En años anteriores, intenté ubicar en la historia del arte latinoamericano a algún artista dominicano que, antes de los años cuarenta del siglo XX, estuviera vinculado a las vanguardias estéticas.
Estos movimientos, que surgieron antes de la Primera Guerra Mundial, incluyen el impresionismo, el expresionismo y el cubismo, entre otros.
Sin embargo, en mi búsqueda solo encontré a Jaime Colson, quien tuvo una rica formación en Barcelona y Madrid entre 1918 y 1924, y luego en París y México antes de regresar al país a finales de los años treinta.
Esta investigación fue motivada por la falta de una identidad cultural en la República Dominicana durante ese período.
Mientras otros países de Iberoamérica se unieron a las vanguardias o desarrollaron nuevos lenguajes artísticos, como el muralismo en México o el constructivismo en Uruguay, la República Dominicana parecía rezagada.
En contraste, naciones como Cuba y Haití estaban explorando nuevas direcciones artísticas que reflejaban sus realidades sociales y culturales.

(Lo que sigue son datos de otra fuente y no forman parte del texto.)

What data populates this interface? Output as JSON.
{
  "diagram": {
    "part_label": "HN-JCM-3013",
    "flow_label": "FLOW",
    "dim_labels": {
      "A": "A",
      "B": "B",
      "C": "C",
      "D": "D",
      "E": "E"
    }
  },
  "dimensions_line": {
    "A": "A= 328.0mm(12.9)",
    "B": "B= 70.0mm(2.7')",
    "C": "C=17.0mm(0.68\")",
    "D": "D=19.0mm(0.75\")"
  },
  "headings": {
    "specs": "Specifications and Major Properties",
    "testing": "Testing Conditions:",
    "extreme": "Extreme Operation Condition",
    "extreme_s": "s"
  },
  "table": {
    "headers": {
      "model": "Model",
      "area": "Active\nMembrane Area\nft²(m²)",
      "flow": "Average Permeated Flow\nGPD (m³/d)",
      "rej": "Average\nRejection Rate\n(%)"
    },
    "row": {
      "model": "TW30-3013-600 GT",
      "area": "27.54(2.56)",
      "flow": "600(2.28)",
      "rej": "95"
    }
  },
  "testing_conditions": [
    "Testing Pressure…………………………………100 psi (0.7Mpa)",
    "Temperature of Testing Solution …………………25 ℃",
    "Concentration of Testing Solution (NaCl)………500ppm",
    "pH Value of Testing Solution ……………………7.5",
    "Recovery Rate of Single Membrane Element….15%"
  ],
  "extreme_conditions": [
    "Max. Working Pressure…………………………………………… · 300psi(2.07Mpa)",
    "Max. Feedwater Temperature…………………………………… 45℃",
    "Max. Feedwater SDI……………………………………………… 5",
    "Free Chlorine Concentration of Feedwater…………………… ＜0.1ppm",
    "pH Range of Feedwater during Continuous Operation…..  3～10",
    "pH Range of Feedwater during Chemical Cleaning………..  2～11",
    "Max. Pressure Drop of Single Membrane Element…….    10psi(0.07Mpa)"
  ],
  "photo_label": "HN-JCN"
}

La situación cambió cuando Trujillo nombró a Pedro Henríquez Ureña como Superintendente de Educación en 1931.
Este nombramiento evidenció la visión de Trujillo sobre las necesidades culturales del país. A partir de ese momento, el dictador vio la oportunidad de utilizar el arte como herramienta de propaganda, un enfoque que no era nuevo en la historia, ya que figuras como Pericles lo habían hecho en la antigua Atenas.
El arte como propaganda
Trujillo entendió que el pueblo no podía desarrollar una conciencia estética por sí mismo. Por ello, sistematizó la difusión del arte a través de la propaganda, que se presentaba de manera accesible y entretenida, como un proyecto cultural vinculado a su régimen.
Este esfuerzo fue impulsado por el Partido Dominicano, que actuaba como el único guía social bajo el control del dictador.
Hacia finales de los años treinta, la falta de una escuela que representara los movimientos estéticos vanguardistas se hizo evidente.
Los asesores de Trujillo reconocieron la necesidad de orientar la dictadura hacia la creación de un espíritu cultural que se alejase de las influencias de Cuba y Puerto Rico.
Así, la dictadura abrió sus puertas a artistas europeos que huían del nazi-fascismo, buscando establecer una identidad cultural propia.
Este enfoque marcó un cambio significativo en la relación entre el arte y la política en la República Dominicana.
La dictadura no solo buscaba controlar el arte, sino también moldear la identidad cultural del país a través de él, un proceso que dejó huellas profundas en la historia del arte dominicano.